День был — как все другие. К берегу Неаполя подплывали парусники и галеры из Генуи и Венеции. На рассвете в море уходили рыбачьи лодки, поздние ноябрьские дни — дни большого улова. Неаполитанская голытьба старалась промыслить себе пропитание. В церквах звучали слова о небесной благодати и господнем милосердии, шла торговля кусочками мощей, святой водой, раскрашенными гипсовыми и вырезанными из дерева изображениями младенца Христа и мадонны. Во дворце вице-короля готовились к приему иностранных гостей, в честь которых назначен ужин и большой бал. Приглашенные делали вид, что эта честь их не волнует, не получившие приглашения сходили с ума от зависти и злословили о приглашенных. В мастерских плотников и столяров, кузнецов и сетевязальщиков, сапожников и ткачей шла работа. К постоялым дворам подъезжали почтовые повозки: усталые путешественники вылезали из них, разминались, оглядывались: «Вот он Неаполь, о котором сказано: „Увидеть Неаполь — и умереть!“ Поглядим, стоил ли он своей славы!» Неаполитанцы и приезжие работали, бездельничали, ели, пили, пели, спорили, любили, говорили о важном и о пустяках, грешили, молились, каялись, принимали гостей, ходили в гости, читали книги, обделывали дела, болели, лечились — жили обычной жизнью весь этот день — один из дней поздней осени 1599 года.
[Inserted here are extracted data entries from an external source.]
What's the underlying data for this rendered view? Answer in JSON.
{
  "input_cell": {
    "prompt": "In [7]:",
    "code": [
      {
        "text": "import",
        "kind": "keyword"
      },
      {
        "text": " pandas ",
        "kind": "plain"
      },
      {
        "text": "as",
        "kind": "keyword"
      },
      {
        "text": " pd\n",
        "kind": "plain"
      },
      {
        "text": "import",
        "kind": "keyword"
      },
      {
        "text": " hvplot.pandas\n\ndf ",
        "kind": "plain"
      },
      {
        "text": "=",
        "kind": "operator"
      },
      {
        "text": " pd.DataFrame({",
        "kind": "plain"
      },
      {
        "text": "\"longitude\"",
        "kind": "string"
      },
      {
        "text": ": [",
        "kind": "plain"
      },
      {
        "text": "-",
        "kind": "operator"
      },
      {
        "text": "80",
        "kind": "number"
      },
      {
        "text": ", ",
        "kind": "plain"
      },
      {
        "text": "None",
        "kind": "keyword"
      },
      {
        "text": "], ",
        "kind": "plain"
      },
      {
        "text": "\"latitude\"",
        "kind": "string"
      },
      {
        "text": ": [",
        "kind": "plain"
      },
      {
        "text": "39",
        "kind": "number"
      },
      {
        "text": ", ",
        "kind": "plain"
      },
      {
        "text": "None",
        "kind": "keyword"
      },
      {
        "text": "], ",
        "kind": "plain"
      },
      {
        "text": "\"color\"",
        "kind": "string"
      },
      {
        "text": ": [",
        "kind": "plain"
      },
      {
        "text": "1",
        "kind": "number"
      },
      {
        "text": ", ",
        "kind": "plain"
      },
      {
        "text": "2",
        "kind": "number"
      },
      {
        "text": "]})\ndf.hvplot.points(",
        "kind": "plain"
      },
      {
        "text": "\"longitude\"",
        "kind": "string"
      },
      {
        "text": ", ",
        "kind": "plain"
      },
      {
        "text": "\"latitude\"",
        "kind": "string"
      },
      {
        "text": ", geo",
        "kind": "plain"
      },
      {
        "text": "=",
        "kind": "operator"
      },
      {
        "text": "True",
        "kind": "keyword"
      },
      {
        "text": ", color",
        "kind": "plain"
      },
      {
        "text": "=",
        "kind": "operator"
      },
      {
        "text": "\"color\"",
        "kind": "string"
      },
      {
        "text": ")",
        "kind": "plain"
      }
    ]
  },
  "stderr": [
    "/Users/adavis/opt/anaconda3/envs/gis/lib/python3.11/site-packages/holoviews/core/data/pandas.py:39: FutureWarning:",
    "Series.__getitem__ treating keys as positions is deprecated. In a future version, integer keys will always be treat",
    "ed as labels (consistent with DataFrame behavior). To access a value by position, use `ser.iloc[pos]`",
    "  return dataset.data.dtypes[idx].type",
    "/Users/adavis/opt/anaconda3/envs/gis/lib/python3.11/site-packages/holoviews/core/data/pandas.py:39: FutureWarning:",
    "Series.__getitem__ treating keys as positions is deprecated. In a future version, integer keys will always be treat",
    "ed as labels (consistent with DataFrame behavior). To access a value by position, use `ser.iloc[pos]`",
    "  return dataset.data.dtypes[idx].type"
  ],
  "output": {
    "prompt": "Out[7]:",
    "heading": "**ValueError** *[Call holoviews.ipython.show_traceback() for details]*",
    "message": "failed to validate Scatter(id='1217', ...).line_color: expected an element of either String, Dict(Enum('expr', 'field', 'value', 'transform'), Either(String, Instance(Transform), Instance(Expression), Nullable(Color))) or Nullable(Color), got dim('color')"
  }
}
И весь этот день Мавриций оставался в застенке. Санчес де Луна не ограничился «легкой» пыткой. С того мига, как Мавриция притащили сюда, уже не раз сменялись судьи и протоколисты. Выходили во двор перевести дух палачи. Потом их пришлось сменить свежими.

Неаполь засыпал. Последние прохожие спешили по домам, чтобы ночь, не дай бог, не застала их на улице. Проплыли окруженные слугами с факелами носилки важных господ, возвращавшихся с приема во дворце. Промаршировали отряды городской стражи. Замер город, уснул. Уснули и обитатели Кастель Нуово — одни спокойным, другие тревожным сном. А Мавриций оставался в застенке.

День, другой, третий…

Возобновлять пытку по правилам инквизиции не дозволялось. Но без перерывов ни судьям, ни палачам, ни протоколистам не выдержать. Пытку прерывали, а потом начинали снова, записывая в протокол, где отмечалось каждое действие палачей и каждое слово пытаемого, что это не новая пытка, а продолжение прежней.
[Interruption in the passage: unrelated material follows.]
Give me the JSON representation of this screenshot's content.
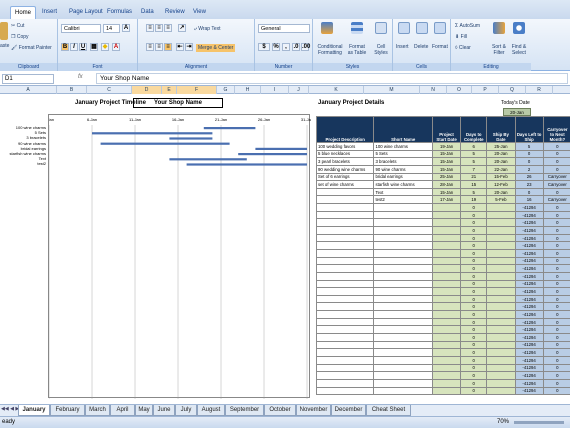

«Можно продолжать!» — эти два слова звучали припевом бесконечных дней, которые Мавриций провел в застенке. Мавриция продержали в застенке шесть дней и шесть ночей подряд. Седьмой день самим Господом предназначен для отдыха от трудов праведных. В воскресенья судьи отдыхали и давали отдохнуть палачам, как и подобает добрым христианам.
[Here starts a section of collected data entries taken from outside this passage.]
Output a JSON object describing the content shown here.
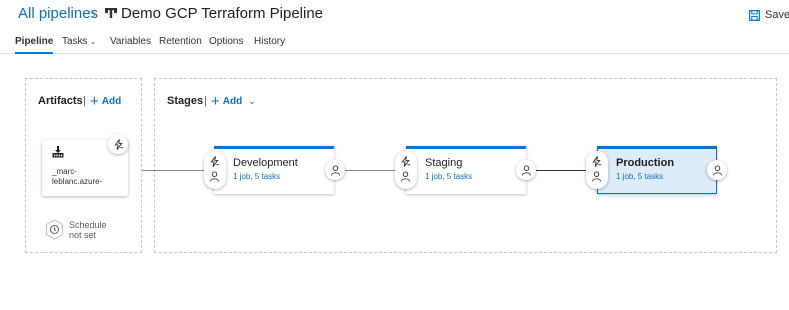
{
  "header": {
    "breadcrumb": "All pipelines",
    "title": "Demo GCP Terraform Pipeline",
    "save_label": "Save"
  },
  "tabs": [
    {
      "label": "Pipeline",
      "active": true
    },
    {
      "label": "Tasks",
      "has_dropdown": true
    },
    {
      "label": "Variables"
    },
    {
      "label": "Retention"
    },
    {
      "label": "Options"
    },
    {
      "label": "History"
    }
  ],
  "artifacts": {
    "title": "Artifacts",
    "separator": "|",
    "add_label": "Add",
    "items": [
      {
        "name_line1": "_marc-",
        "name_line2": "leblanc.azure-",
        "icon": "build-artifact-icon"
      }
    ],
    "schedule": {
      "line1": "Schedule",
      "line2": "not set"
    }
  },
  "stages_panel": {
    "title": "Stages",
    "separator": "|",
    "add_label": "Add"
  },
  "stages": [
    {
      "name": "Development",
      "summary": "1 job, 5 tasks",
      "selected": false
    },
    {
      "name": "Staging",
      "summary": "1 job, 5 tasks",
      "selected": false
    },
    {
      "name": "Production",
      "summary": "1 job, 5 tasks",
      "selected": true
    }
  ],
  "colors": {
    "accent": "#0078d4",
    "link": "#106ebe",
    "selected_stage_bg": "#deecf9",
    "border": "#c8c6c4"
  }
}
Неделю назад Мавриций, несмотря на все, что выпало на его долю, еще был молодым, сильным человеком. Через неделю в одиночную камеру из застенка волокли старика. Когда его тащили мимо группы калабрийцев, оказавшихся во дворе, они его не сразу узнали. И вдруг на черном, в кровоподтеках и шрамах, лице показавшегося им незнакомым человека появилась тень улыбки и чуть слышный голос произнес:

— Мне сознаваться не в чем…

Скоро Кампанелла узнал — Мавриций ничего и никого не выдал. Но он ужасно истерзан. Надзиратели были поражены: Кампанелла — главный из злодеев, рыдает в своей камере. Он рыдал от сострадания к другу.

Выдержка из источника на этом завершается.